Metro

Teacher leaps to death off GWB amid sex probe

A teacher and coach at an elite New Jersey boarding school leaped to his death from the George Washington Bridge – on the same day investigators showed up at his campus to investigate allegations of sex between a student and teacher.

Popular teacher Donovan Dickson, 24 – whose Facebook page features several photos of him posing with students at the co-ed Peddie School in Hightstown – jumped from the New York side of the GWB last Friday around 11:30 am, authorities said.

That same day, police were sent to the $50,000-a-year Peddie School to investigate possible criminal charges against a teacher, officials said.

“Detectives were sent to the Peddie school last Friday to assist Hightstown in investigating allegations of inappropriate sexual contact between a teacher and a student,” a spokeswoman for the Mercer County prosecutor’s office told The Times of Trenton, which first reported Dickson’s leap and the school probe.

Authorities would not say if the two incidents are related or whether Donovan had been part of the investigation into teacher-student sex allegations.

Prosecutors did not release the name of the teacher involved and no charges have been filed in the underage-sex case, the Times reported.

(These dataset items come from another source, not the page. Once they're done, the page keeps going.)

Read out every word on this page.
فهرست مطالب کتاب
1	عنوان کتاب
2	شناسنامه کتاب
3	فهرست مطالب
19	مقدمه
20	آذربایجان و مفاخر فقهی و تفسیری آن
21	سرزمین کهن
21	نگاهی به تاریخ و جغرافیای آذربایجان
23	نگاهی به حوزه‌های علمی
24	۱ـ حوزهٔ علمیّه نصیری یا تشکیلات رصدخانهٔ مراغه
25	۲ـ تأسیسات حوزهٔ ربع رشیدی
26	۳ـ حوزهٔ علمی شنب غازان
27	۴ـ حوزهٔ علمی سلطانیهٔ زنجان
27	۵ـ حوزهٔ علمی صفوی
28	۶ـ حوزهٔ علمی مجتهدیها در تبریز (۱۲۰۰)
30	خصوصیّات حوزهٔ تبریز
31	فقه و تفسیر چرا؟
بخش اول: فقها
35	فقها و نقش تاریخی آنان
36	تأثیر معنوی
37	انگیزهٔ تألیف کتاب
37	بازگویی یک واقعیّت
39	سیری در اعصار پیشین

Dickson, a New Hampshire native, had been teaching math at Peddie since 2011 and also coached the boys’ cross country, track  and wrestling teams.

A Port Authority spokesman said Dickson was spotted on the bridge, near the Manhattan side pillar, by a police lieutenant last Friday morning.

“He apparently jumped from the south walkway and did not land in the water,” spokesman Joe Pentangelo said.

Dickson’s body was identified by his brother.

Piddie Headmaster Peter Quinn sent a letter to parents and students Tuesday about the “troubling events” and said he had met with students about the incident on Monday. He said it was a “sacred trust ” for faculty to ensure student safety at the high school, but did not give any details on the alleged student-teacher sex assault.

”The broad outlines of those events are known; the details I cannot discuss,” Quinn wrote in his letter, according to the Trenton Times.

Dickson was  “loved and admired by his students and colleagues at the Peddie School,” an online obituary for the teacher noted.  “He injected happiness and spirit into every occasion.”

A Dickson family member wouldn’t comment Friday, other than to say a memorial service was ­being planned.